As you can see these stocks had an average of 14.25 hedge funds with bullish positions and the average amount invested in these stocks was $199 million. That figure was $51 million in NEO’s case. Immunomedics, Inc. (NASDAQ:IMMU) is the most popular stock in this table. On the other hand Hess Midstream LP (NYSE:HESM) is the least popular one with only 5 bullish hedge fund positions. NeoGenomics, Inc. (NASDAQ:NEO) is not the least popular stock in this group but hedge fund interest is still below average. This is a slightly negative signal and we’d rather spend our time researching stocks that hedge funds are piling on. Our calculations showed that top 10 most popular stocks among hedge funds returned 41.4% in 2019 and outperformed the S&P 500 ETF (SPY) by 10.1 percentage points.
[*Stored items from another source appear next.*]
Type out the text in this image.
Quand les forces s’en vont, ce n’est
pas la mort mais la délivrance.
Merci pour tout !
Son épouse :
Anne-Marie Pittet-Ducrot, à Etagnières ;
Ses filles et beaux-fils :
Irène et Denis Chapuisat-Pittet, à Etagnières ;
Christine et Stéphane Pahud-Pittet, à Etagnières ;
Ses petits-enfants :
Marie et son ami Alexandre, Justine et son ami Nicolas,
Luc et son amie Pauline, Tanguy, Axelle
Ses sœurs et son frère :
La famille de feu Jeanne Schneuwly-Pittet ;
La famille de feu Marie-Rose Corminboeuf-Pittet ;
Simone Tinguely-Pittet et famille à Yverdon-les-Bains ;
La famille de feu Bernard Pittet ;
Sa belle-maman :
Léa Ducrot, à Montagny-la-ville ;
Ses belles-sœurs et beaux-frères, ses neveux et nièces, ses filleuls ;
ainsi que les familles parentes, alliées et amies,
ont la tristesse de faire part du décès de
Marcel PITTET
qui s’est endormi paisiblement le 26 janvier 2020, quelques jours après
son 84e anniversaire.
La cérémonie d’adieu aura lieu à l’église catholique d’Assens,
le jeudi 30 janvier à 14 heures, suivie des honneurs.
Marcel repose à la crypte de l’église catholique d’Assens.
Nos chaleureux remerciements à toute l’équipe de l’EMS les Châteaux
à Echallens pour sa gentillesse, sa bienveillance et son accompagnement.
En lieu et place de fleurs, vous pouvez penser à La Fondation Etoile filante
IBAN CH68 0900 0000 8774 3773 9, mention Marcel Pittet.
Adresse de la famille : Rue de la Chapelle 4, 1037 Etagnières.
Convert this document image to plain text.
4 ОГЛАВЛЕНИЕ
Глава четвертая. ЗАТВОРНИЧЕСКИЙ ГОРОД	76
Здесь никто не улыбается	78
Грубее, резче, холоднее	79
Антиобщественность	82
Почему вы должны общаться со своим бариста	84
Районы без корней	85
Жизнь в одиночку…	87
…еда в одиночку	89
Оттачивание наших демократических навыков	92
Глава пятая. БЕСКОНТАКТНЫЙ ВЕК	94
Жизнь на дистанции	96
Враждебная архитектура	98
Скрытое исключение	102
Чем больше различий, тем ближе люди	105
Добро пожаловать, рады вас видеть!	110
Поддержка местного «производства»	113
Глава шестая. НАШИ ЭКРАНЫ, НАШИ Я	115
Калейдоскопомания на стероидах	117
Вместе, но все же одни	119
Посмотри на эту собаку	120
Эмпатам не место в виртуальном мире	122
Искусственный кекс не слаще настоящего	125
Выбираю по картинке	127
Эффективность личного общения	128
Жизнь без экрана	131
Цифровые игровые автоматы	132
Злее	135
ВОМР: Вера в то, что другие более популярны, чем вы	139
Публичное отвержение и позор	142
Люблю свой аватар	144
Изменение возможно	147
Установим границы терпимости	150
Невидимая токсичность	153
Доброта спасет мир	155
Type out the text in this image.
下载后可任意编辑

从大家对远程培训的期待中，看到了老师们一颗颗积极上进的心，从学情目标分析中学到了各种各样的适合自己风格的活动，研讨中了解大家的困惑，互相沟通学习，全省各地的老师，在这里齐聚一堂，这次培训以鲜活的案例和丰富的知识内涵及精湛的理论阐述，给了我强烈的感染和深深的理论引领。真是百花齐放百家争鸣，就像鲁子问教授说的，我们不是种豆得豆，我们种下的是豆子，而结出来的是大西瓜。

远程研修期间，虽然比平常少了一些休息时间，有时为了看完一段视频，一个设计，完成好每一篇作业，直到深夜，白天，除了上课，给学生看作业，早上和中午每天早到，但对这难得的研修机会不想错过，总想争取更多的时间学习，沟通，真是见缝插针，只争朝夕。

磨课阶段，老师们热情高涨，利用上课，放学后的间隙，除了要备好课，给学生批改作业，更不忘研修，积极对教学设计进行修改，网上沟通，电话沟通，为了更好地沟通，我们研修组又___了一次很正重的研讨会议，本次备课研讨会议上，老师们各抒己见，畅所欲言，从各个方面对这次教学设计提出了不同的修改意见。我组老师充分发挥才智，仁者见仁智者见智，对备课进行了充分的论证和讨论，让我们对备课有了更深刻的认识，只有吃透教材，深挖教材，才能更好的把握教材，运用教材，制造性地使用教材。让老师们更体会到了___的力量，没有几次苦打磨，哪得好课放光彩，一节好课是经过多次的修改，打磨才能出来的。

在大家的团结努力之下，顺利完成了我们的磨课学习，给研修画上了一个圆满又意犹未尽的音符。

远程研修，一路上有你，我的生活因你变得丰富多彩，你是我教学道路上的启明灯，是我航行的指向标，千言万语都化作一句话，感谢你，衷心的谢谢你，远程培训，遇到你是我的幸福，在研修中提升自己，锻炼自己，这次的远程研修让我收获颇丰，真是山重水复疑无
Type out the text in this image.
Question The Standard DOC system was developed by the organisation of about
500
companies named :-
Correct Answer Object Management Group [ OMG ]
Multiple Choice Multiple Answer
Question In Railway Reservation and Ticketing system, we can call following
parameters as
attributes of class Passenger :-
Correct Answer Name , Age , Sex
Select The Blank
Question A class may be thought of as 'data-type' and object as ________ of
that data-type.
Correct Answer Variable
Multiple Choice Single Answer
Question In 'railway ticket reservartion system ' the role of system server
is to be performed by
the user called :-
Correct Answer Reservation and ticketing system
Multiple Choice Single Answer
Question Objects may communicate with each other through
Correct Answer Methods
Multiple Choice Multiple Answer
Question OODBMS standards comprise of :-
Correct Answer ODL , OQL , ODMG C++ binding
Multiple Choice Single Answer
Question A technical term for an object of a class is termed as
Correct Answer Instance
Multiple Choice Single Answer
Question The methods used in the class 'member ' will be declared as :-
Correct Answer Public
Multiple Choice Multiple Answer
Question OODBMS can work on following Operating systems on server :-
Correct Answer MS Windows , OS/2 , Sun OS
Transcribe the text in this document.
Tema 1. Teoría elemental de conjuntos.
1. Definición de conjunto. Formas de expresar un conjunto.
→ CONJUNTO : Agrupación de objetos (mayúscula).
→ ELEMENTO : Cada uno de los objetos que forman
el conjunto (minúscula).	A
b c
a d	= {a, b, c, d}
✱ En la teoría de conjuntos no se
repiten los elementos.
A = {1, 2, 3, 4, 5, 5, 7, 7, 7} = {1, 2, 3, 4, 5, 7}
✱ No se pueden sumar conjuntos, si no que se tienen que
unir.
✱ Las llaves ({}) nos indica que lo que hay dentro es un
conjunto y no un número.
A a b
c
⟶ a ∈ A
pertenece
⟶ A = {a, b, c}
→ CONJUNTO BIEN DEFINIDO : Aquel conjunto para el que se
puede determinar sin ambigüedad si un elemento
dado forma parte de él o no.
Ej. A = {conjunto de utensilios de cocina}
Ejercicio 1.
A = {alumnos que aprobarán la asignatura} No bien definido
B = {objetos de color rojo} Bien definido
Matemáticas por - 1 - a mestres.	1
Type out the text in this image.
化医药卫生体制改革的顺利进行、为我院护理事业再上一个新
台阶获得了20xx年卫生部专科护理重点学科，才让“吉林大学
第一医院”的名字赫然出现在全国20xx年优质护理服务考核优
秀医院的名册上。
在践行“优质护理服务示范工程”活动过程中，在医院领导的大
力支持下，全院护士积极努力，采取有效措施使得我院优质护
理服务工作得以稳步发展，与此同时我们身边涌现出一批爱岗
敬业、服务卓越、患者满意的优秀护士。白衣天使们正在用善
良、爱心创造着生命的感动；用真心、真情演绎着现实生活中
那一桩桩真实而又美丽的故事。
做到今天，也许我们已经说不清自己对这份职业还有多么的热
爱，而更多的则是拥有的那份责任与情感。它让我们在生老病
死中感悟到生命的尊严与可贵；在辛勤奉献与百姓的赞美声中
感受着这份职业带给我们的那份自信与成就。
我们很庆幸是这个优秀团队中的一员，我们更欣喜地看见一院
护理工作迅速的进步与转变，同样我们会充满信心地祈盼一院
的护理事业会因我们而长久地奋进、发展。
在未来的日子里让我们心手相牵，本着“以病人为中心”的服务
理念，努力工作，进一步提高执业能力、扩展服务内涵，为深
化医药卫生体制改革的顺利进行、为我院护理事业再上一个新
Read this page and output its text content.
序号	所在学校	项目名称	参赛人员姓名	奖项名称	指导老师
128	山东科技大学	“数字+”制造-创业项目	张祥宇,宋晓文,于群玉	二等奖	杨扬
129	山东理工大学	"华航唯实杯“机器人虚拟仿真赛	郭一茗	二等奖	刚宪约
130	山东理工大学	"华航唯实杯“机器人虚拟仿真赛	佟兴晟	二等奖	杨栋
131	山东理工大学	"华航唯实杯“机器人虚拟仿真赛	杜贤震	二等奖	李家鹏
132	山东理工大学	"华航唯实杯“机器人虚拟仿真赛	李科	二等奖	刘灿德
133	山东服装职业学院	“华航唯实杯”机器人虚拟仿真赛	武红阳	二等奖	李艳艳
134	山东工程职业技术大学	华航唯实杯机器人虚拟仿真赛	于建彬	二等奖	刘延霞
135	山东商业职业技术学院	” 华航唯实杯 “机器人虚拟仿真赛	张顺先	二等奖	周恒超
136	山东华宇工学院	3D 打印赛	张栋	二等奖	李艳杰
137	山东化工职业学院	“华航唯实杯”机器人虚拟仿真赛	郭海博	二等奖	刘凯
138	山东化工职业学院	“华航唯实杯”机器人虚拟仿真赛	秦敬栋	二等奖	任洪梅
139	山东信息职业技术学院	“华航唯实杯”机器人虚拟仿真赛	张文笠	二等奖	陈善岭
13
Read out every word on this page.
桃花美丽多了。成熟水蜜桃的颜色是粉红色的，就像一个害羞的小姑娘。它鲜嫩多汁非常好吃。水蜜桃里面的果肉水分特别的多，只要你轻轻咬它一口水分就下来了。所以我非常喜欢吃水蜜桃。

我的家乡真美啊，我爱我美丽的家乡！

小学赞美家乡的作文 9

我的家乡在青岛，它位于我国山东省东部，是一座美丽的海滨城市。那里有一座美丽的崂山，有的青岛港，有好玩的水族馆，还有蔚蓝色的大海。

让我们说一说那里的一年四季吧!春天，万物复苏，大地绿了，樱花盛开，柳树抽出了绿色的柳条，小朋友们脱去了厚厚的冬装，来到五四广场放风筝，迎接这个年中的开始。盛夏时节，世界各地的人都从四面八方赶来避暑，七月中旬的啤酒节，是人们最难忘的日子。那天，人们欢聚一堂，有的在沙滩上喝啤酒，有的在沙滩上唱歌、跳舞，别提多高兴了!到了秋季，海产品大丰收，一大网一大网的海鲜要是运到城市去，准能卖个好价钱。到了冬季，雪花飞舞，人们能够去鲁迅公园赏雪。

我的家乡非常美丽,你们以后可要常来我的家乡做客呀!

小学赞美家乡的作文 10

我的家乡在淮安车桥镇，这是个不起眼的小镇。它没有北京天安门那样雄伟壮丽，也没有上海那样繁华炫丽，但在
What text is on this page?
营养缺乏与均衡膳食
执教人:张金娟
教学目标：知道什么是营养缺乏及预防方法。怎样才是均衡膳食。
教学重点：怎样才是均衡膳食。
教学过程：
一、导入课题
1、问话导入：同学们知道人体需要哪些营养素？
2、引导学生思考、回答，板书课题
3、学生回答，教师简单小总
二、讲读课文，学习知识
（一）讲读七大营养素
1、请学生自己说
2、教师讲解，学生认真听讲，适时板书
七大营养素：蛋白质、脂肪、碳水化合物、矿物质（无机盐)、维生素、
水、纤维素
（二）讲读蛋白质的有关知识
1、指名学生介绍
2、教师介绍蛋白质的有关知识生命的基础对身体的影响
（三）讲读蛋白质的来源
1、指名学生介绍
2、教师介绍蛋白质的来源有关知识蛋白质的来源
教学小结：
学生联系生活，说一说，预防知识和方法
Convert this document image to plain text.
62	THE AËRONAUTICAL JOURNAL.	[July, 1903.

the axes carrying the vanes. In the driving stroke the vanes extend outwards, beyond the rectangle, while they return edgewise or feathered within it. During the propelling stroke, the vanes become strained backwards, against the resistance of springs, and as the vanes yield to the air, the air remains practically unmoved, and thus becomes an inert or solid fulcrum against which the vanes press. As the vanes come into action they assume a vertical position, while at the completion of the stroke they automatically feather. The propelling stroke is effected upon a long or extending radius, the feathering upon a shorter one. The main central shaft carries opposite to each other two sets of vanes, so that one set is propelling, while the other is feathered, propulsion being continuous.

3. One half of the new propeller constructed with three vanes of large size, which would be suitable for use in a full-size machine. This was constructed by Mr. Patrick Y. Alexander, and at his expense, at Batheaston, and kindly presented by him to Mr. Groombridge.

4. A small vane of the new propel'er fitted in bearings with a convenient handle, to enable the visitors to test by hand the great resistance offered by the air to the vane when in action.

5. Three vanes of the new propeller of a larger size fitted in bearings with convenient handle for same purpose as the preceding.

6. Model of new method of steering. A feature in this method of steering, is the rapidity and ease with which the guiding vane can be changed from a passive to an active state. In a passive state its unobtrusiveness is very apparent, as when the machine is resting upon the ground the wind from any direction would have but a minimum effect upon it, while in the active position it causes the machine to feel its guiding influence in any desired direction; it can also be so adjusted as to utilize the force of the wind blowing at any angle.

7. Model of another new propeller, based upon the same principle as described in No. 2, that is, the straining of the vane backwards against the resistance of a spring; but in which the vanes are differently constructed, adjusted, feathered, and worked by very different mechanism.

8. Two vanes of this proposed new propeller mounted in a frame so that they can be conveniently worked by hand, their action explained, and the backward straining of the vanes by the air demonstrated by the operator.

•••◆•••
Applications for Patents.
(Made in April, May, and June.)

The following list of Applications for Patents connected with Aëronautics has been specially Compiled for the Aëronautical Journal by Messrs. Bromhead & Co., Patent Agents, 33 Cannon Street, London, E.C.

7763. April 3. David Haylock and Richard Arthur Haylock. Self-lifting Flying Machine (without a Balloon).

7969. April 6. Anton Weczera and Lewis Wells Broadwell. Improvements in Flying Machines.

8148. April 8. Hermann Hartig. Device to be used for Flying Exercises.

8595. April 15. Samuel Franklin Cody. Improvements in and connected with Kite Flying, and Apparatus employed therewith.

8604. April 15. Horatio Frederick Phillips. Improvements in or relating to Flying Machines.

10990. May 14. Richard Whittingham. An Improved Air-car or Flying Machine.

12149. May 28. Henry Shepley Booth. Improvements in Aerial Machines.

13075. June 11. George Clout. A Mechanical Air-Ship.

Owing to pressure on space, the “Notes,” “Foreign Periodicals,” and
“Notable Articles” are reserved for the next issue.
These stocks gained 12.3% in 2020 through June 30th and surpassed the market by 15.5 percentage points. Unfortunately NEO wasn’t nearly as popular as these 10 stocks (hedge fund sentiment was quite bearish); NEO investors were disappointed as the stock returned 12.2% during the second quarter and underperformed the market. If you are interested in investing in large cap stocks with huge upside potential, you should check out the top 10 most popular stocks among hedge funds as most of these stocks already outperformed the market in 2020.